In the 40% of traffic that comes to top US news sites from outside referrals, a combination of Google Search and Google News is the biggest single driver, according to [pdf] a May 2010 research report from the Pew Research Center’s Project for Excellence in Journalism and The Nielsen Company. Data from “How People Interact with News Online” indicates on average Google was responsible for 30% of outside traffic to these sites.
Google was the lead referring site for 17 of these major news sites and the second-ranked referring site for another four (see chart for top 25 US news site lists compiled by Nielsen).
Google Most Influences Local News
Google’s influence varies by the type of site. The two most popular aggregators of local news in the US (as well as Google’s news aggregation site, Google News) depend on Google’s search engine for the majority of their traffic. Topix.com, the top aggregator of purely local news (and the number 20 news site overall), acquired almost two-thirds of its traffic from Google. Examiner.com, another local aggregator that also produces some of its own content (and the number news site overall), relied on Google for 52% of its traffic.
To legacy news sites, Google was a less significant but still important source of audience. At these sites (which make up 17 of the top 21 sites for which there is referring data) Google represented an average of 28.4% of the traffic per site.
Google’s influence was smallest on those sites that are themselves aggregators or something close to it. Yahoo (search and news combined), competes most directly with Google through its own search engine; it draws just 2.7% of its traffic from its rival Google. AOL and MSNBC do not have search engines but do offer email, news and a number of other online services; their news sites AOLnews.com and MSNBC.com drew 3.9% and 10% of their traffic, respectively, from Google).
Facebook Grows in Importance
In 2010, all but one of the top sites for which there was referral data derived at least some of their audience through Facebook. The one exception was Google News, whose content links to other sites. For five of the news websites studied by Pew and Nielsen, Facebook ranked as the second- or third-most popular driver to their content.
At the top was Huffingtonpost.com, which derived 8% of its traffic from links to Huffingtonpost.com content posted on Facebook.
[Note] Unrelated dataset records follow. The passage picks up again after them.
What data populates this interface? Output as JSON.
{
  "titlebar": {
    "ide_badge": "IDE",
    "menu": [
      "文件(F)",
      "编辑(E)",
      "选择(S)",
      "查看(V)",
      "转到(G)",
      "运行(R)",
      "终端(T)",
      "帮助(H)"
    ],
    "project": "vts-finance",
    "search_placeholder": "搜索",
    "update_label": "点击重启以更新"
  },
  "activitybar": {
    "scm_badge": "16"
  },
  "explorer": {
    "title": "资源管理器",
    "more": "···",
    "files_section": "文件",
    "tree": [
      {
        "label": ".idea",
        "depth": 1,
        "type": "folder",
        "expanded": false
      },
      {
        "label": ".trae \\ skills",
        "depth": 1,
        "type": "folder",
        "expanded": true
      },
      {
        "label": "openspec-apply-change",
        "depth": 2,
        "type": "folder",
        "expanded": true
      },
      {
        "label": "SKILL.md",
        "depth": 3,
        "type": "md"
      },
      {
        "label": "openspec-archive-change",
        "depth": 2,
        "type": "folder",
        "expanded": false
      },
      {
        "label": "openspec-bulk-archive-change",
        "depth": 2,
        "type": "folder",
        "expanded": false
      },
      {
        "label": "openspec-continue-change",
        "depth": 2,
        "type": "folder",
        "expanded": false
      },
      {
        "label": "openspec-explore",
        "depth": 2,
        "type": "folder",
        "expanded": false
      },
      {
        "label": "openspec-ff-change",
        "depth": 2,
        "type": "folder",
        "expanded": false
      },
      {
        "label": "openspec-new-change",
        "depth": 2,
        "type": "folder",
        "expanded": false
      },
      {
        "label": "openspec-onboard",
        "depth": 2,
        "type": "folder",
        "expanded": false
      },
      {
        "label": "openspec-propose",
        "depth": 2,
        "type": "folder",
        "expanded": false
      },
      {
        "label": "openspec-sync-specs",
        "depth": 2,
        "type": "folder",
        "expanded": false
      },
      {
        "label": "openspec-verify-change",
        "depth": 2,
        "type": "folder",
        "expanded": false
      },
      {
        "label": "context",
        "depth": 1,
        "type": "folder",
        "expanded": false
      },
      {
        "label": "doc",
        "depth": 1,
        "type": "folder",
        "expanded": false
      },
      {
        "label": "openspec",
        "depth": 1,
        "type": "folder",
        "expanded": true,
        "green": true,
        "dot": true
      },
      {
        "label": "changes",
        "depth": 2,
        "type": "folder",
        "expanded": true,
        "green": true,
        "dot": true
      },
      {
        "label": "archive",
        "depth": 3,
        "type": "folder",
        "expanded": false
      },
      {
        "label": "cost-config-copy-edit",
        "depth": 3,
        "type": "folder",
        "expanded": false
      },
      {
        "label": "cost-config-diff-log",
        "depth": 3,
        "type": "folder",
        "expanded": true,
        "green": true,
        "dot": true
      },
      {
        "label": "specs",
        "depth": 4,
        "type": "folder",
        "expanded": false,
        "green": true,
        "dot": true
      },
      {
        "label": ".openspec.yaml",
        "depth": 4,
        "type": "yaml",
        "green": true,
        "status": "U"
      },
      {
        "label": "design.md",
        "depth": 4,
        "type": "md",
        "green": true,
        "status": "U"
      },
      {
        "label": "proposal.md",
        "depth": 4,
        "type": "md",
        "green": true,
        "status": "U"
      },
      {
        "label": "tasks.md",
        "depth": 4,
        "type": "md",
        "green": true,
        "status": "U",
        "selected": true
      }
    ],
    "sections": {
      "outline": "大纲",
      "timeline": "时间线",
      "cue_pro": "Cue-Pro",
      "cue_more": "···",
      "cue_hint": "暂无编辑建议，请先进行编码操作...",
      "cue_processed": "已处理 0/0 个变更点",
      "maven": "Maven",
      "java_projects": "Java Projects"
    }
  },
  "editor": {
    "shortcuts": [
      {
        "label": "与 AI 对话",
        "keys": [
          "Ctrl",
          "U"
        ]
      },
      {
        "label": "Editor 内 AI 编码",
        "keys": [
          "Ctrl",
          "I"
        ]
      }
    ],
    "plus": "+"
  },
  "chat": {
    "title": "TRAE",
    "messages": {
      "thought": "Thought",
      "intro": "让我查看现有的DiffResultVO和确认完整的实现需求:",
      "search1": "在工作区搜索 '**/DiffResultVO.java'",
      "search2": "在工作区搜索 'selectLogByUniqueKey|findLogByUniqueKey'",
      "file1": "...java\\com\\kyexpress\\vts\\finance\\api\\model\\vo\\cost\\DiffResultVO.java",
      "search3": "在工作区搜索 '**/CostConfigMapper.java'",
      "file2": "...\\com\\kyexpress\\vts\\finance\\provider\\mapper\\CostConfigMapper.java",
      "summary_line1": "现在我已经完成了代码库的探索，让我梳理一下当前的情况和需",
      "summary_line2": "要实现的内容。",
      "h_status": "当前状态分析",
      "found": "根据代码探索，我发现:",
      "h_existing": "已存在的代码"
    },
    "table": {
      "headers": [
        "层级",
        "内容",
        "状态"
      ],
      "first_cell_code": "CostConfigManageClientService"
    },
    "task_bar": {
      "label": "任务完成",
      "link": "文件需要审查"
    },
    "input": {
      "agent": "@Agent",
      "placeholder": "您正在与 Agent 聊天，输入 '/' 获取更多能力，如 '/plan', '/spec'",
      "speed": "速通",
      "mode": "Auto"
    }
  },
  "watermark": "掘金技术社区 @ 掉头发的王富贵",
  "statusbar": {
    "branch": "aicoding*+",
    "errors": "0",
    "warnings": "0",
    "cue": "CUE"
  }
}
At the low end were AOLNews.com, MSNBC.com and the local aggregator Topix, which each derived 1% from Facebook. The New York Times was near the higher part of the spectrum; 6% of its traffic came from Facebook.
Twitter Has Low Influence
Despite its growth and the amount of attention it receives, the micro-blogging service Twitter appears at this point to play a relatively small role in sharing of links to news sources, according to Pew and Nielsen findings. Of the top 21 sites for which there were data, Twitter showed up as referring links to just nine. And for all but one of those nine, LATimes.com, Twitter sent only about 1% of total traffic.
3 Behaviors Drive Remaining Traffic
While Nielsen does not break down the 60% of direct news site traffic, it does confirm that three behaviors make up the mix. First, people go to a site directly. That a user has that page as his or her home page, or types in the URL address itself. Second, a user can be referred to one page on a news site from a different page on that same domain, or self-referral. Third, hundreds of sites, according to Nielsen’s estimates, send between one and four individuals to a site over the course of a month and thus are not named specifically.
1/3 of Adults Pay for Local News Content
A little more than one in three (36%) US adults pay for local news content, according to a previously released study from the Pew Research Center’s Project For Excellence in Journalism. “State of the Media 2011” indicates 33% of adults pay for a local newspaper subscription, 1% pay for a local news app, and 5% pay for other local news content.